4.2.3.3.1. DEMARCHES DE RECHERCHE D’EMPLOI

Poursuivant : ‘<<J'me suis présenté, ils m'ont dit "bon ben là à partir de donc tous les 11 du mois t'auras ta paye avec un mois de décalage (...) et puis dès qu'y aura un changement de planning on t'enverra tout de suite une lettre pour te prévenir comme quoi ça change de planning>>’, il continue la présentation de son recrutement par l'exposé des éléments qui ont retenu son attention, le salaire et les horaires de travail. Une fois encore, le contenu de travail est effacé au profit du cadre formel.

Illustrant et confirmant cette ébauche d'analyse, une relance significative pour moi : ‘<<Vous cherchiez quoi comme emploi ?>>,’ va révéler l'insignifiance pour mon interlocuteur du problème qui lui est par là même posé : ‘<<Ben c'était surtout du magasinage parce que comme j'en avais fait chez Renault ça me plaisait assez bien et puis en fin de compte j'me suis dit ça va aboutir à rien du tout et puis en fin de compte la plupart des gens dès qu'ils envoient la lettre et ben c'est non hein, j'demandais soit magasinier soit gardiennage donc un des deux quoi si l'un est pris ou le deuxième même si les deux étaient pris j'étais plus pour le gardiennage parce que j'en avais fait plus d'un an donc j'savais comment, à quoi m'en tenir que magasinier j'en ai fait très peu quoi>>’. Rechercher un emploi ne signifie pas pour Johan rechercher un poste spécifique. Les expériences professionnelles antérieures constituent un appui et un "vecteur" qui lui permettent d'accéder à l'entreprise.

L'objectif de Johan est de trouver un emploi dans une entreprise, non d'exercer un métier spécifique, il lui faut en conséquence augmenter ses chances en diversifiant ses propositions - ‘<<soit magasinier, soit gardiennage>>’ - alors même que ce type de "stratégies" de recherche d'emploi est fortement déconseillé par tous les professionnels de la recherche d'emploi.

Deux logiques s'opposent. D'un côté, des entreprises qui recherchent des personnes "motivées" pour l'emploi ciblé ou proposé, c'est-à-dire des personnes capables de s'investir dans "cet" emploi et pas dans n'importe quel emploi ; rechercher un emploi ne relève pas du jeu de hasard mais d'un travail de ciblage très pointu de l'emploi visé qui correspond à un objectif de réalisation d'un projet professionnel. De l'autre, des personnes prêtes à accepter n'importe quel emploi car le travail est pensé dans une logique instrumentale ; diversifier les profils de candidature est alors pensé comme la meilleure solution pour atteindre l'objectif visé.

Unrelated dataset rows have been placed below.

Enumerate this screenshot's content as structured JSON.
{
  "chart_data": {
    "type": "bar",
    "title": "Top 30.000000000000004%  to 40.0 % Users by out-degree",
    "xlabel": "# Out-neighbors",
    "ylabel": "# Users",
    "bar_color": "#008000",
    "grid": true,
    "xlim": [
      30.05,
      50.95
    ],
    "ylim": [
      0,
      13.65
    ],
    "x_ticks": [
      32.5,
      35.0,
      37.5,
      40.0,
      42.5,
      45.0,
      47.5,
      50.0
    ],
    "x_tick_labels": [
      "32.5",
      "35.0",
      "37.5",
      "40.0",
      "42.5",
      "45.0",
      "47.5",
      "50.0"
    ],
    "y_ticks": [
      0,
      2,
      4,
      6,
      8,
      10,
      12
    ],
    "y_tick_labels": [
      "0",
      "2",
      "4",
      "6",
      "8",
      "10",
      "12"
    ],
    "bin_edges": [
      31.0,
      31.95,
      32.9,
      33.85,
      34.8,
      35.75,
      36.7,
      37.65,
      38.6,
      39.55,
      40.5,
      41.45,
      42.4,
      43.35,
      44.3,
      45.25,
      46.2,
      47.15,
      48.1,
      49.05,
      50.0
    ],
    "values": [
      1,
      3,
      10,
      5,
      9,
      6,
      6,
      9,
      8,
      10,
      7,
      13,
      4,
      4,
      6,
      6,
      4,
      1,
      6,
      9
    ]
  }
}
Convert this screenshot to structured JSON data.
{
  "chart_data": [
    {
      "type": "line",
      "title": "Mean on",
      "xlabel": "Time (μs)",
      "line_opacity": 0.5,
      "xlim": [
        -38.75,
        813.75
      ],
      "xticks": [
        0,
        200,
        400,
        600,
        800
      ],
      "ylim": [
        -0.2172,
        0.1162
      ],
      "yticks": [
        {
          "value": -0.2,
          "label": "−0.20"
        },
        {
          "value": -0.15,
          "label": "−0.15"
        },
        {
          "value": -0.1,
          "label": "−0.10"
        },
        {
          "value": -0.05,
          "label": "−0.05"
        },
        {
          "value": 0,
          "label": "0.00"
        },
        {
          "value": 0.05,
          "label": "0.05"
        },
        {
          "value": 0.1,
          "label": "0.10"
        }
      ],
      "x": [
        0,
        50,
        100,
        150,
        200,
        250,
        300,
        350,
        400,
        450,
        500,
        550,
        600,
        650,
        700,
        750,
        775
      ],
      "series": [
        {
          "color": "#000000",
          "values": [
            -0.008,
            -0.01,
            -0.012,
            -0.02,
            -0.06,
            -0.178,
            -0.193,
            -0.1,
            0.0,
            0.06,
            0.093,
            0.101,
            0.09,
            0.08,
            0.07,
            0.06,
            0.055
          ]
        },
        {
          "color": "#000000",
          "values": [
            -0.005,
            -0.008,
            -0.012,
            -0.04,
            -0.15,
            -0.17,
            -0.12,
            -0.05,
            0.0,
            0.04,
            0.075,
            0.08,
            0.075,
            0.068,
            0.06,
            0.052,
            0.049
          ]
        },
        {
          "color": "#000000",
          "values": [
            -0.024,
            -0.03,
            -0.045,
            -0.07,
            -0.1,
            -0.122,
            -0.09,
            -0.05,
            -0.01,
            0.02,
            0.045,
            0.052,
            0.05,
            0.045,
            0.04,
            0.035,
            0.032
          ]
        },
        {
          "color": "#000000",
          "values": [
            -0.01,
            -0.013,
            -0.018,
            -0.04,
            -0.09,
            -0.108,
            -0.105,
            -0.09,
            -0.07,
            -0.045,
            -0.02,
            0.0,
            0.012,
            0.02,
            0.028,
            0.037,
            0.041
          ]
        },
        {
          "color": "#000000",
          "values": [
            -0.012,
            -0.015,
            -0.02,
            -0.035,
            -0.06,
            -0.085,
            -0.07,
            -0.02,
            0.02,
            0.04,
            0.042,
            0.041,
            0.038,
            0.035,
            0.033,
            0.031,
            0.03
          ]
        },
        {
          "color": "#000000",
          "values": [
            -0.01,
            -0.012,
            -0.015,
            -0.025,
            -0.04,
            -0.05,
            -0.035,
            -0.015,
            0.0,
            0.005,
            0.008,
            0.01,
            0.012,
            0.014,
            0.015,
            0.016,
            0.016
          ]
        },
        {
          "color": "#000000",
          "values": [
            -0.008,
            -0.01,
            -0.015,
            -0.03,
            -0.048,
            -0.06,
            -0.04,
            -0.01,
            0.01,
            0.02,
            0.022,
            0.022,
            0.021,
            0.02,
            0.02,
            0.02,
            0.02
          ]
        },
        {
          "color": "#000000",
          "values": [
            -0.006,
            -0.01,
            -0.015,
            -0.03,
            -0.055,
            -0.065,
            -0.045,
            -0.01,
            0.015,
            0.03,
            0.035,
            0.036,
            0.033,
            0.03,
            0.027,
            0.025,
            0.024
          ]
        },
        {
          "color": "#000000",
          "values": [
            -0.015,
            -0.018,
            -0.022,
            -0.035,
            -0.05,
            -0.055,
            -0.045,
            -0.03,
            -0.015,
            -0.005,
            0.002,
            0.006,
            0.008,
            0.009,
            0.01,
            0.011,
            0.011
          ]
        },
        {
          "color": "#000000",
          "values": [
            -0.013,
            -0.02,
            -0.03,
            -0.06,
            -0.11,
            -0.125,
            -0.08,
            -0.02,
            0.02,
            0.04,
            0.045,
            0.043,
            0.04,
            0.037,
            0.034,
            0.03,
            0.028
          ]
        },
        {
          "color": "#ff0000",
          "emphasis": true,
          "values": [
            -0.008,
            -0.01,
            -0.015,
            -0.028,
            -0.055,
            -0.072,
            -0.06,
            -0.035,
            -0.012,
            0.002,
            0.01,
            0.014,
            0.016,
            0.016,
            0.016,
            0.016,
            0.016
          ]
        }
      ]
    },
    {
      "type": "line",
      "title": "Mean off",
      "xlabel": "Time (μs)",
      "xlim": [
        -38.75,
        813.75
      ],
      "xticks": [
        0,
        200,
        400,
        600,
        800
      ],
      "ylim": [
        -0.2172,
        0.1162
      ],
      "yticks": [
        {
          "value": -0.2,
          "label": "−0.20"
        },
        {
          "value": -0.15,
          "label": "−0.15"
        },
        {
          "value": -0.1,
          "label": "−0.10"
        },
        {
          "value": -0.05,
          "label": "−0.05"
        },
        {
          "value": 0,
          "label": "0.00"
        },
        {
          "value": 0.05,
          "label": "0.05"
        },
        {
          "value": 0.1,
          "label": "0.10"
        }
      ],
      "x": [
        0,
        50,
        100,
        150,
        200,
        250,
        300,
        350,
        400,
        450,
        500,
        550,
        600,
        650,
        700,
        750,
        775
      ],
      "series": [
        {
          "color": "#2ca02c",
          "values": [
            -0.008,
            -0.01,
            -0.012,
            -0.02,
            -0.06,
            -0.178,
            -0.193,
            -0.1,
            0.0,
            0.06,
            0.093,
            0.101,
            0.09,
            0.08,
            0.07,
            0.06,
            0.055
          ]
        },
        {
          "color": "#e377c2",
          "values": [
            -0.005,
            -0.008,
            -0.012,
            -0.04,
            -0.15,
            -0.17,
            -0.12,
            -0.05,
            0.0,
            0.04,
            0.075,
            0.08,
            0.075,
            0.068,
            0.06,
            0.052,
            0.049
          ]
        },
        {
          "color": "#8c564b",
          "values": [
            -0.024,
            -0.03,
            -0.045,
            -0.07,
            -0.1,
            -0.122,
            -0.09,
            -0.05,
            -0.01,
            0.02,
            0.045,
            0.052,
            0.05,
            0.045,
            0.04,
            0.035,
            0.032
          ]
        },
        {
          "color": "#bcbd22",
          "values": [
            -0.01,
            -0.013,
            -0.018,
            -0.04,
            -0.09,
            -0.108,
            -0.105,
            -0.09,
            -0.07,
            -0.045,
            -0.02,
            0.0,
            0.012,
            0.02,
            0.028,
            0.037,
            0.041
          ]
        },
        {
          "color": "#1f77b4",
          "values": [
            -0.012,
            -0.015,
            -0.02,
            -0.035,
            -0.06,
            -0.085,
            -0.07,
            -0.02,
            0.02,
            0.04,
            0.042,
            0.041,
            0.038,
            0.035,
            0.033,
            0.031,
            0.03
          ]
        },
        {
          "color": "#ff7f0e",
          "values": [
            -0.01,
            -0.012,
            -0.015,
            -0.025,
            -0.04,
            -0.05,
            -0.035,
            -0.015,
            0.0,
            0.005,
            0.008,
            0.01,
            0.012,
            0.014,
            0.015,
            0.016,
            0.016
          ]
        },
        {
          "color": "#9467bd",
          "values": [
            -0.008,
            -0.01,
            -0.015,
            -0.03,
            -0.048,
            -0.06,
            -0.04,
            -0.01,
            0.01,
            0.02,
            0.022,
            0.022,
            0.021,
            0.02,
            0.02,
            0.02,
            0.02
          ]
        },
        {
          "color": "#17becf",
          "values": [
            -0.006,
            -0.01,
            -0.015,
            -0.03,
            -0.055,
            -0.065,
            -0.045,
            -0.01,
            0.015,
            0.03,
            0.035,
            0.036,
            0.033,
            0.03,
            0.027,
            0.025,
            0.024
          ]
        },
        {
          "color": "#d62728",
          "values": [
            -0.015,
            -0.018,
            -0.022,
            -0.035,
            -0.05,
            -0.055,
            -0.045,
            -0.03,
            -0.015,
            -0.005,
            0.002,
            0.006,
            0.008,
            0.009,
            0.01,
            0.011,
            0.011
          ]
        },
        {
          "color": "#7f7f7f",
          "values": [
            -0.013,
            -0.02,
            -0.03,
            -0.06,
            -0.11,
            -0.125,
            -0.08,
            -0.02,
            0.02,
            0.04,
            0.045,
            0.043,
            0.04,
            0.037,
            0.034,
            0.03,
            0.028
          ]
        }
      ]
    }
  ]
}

Beaucoup de jeunes rencontreront des difficultés persistantes à trouver un emploi car ils ne parviendront pas à intégrer cette logique de "stratégie" de recherche d'emploi qui correspond à une façon d'appréhender le travail qui n'est pas la leur. Ce sera le cas d'Agnès, de Sandrine A, de Nagette, de Mériem, et de Sofia.

La mobilisation des catégories de "métier" et de "secteur d'activité" est inversement proportionnelle au niveau d'identification. C'est pour nommer "l'activité" qu'il connaît le mieux qu'il va se référer à la catégorie de "secteur d'activité" et pour évoquer celle qu'il maîtrise le moins qu'il se référera à la catégorie de "métier". Ce qui s'inscrit parfaitement dans la logique de son discours qui témoigne d'une pratique d'insertion professionnelle qui se construit autour de "l'activité", plus que du "métier", car c'est bien en termes d'activité qu'il fait l'expérience du monde du travail et pas en termes de métier. Sa vision du monde du travail rejoint en cela tout à fait celle de Christine, Makram, ou Sylvain : plus le discours se rapproche de la réalité du vécu quotidien plus il est fait référence à l'activité ou au boulot, et inversement, plus le discours se situe dans le registre du projet, de l'inaccessible, du rêve, plus il est fait référence au métier.